Hi,

I am sorry for a basic question; I am a wet lab biologist trying to perform RNA-Seq with only limited experience. I hope this kind community can help me with some guidance.

I have two plant species that I want to look at their response to an insect.There is a reference genome (with an annotation) for one of the species. I mapped reads of the second species to the genome of the first one using HISAT2. I found ca. 65% map uniquely to the genome with only 2% mapped >1 location (76.76% overall alignment rate).

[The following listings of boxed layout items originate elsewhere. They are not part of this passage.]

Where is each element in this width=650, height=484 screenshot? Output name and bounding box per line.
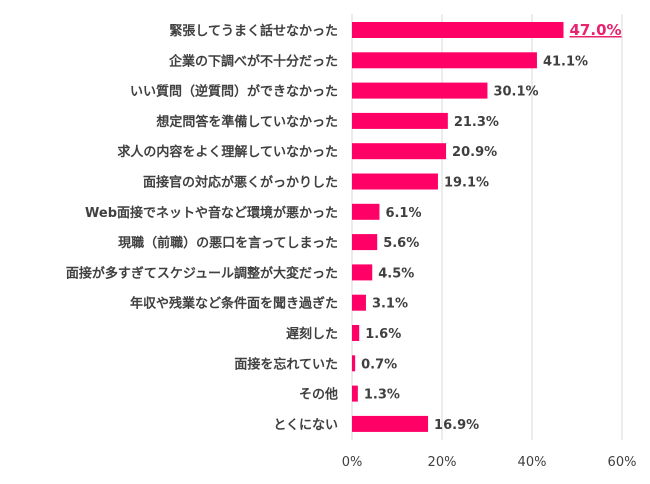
category-label: いい質問（逆質問）ができなかった	[130, 84, 338, 100]
bar	[352, 385, 358, 402]
value-label: 3.1%	[372, 297, 408, 312]
bar	[352, 325, 360, 341]
value-label: 4.5%	[378, 266, 414, 281]
category-label: 緊張してうまく話せなかった	[169, 23, 338, 39]
grid-lines	[351, 14, 623, 440]
category-label: Web面接でネットや音など環境が悪かった	[85, 205, 338, 221]
bar	[352, 112, 448, 129]
bar	[352, 264, 373, 281]
x-tick-label: 60%	[608, 455, 637, 470]
bar	[352, 52, 537, 69]
x-tick-label: 0%	[342, 455, 363, 470]
value-label: 19.1%	[444, 176, 489, 191]
category-label: 企業の下調べが不十分だった	[168, 53, 338, 69]
bar	[352, 173, 438, 190]
x-axis-tick-labels: 0% 20% 40% 60%	[342, 455, 637, 470]
category-label: とくにない	[273, 418, 338, 433]
x-tick-label: 20%	[428, 455, 457, 470]
value-label: 20.9%	[452, 145, 497, 160]
bar	[352, 294, 366, 311]
value-label: 1.3%	[364, 388, 400, 403]
bar	[352, 82, 488, 99]
category-label: 想定問答を準備していなかった	[156, 114, 338, 130]
value-label: 5.6%	[383, 236, 419, 251]
bar	[352, 143, 447, 160]
value-label-highlight: 47.0%	[570, 21, 622, 39]
bar	[352, 415, 429, 432]
bars	[352, 22, 564, 432]
value-label: 30.1%	[493, 85, 538, 100]
bar	[352, 203, 380, 220]
value-label: 41.1%	[543, 54, 588, 69]
bar	[352, 22, 564, 38]
x-tick-label: 40%	[518, 455, 547, 470]
category-label: 面接を忘れていた	[234, 356, 338, 372]
category-label: 面接が多すぎてスケジュール調整が大変だった	[66, 265, 338, 281]
value-labels: 47.0% 41.1% 30.1% 21.3% 20.9% 19.1% 6.1% 5.6% 4.…	[361, 21, 621, 433]
value-label: 6.1%	[385, 206, 421, 221]
category-label: 面接官の対応が悪くがっかりした	[143, 175, 338, 191]
category-label: 求人の内容をよく理解していなかった	[117, 144, 338, 160]
bar	[352, 234, 378, 251]
value-label: 16.9%	[434, 418, 479, 433]
value-label: 0.7%	[361, 357, 397, 372]
value-label: 21.3%	[454, 115, 499, 130]
category-label: その他	[299, 387, 338, 403]
category-label: 遅刻した	[286, 326, 338, 342]
bar	[352, 355, 356, 372]
category-label: 現職（前職）の悪口を言ってしまった	[118, 235, 338, 251]
category-labels: 緊張してうまく話せなかった企業の下調べが不十分だったいい質問（逆質問）ができなか…	[66, 23, 338, 433]
value-label: 1.6%	[365, 327, 401, 342]
category-label: 年収や残業など条件面を聞き過ぎた	[130, 296, 338, 312]
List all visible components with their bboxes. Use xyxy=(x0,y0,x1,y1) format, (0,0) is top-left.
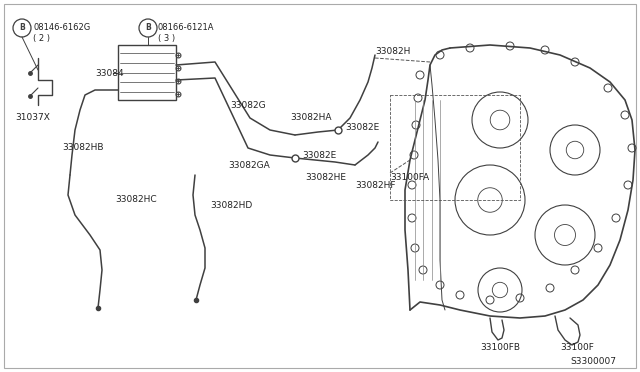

I would like to generate a master set of transcripts for differential expression analysis of both species. With the decent mapping rate, I am confused whether it is OK to perform de novo assembly of the unmapped reads and annexing them as transcripts specific for the second species? Alternatively, I can try with genome-guided assembly of the second species using its raw reads and later find ortholog groups with the first species. If I go this route, I am just afraid that some of the annotate genes from the first species may be clustered into the same homolog groups and will interfere with differential expression analysis.

Thanks in advance for all comments!

I would look into the concept called transcript integrity (TIN) to evaluate how well do the reads conform to the transcripts across both species, if the TIN numbers look good and most transcripts are covered you could get meaningful results without assembling anything.

You can compute TIN with the tool called tin.py of the rseqc package

http://rseqc.sourceforge.net/

More on transcript integrity here:

https://bmcbioinformatics.biomedcentral.com/articles/10.1186/s12859-016-0922-z

Assembling the unmapped reads does not sound like a good idea, if you wish to assemble transcripts I would recommend using all the data then figure out which transcripts are novel rather than taking the unmapped reads alone.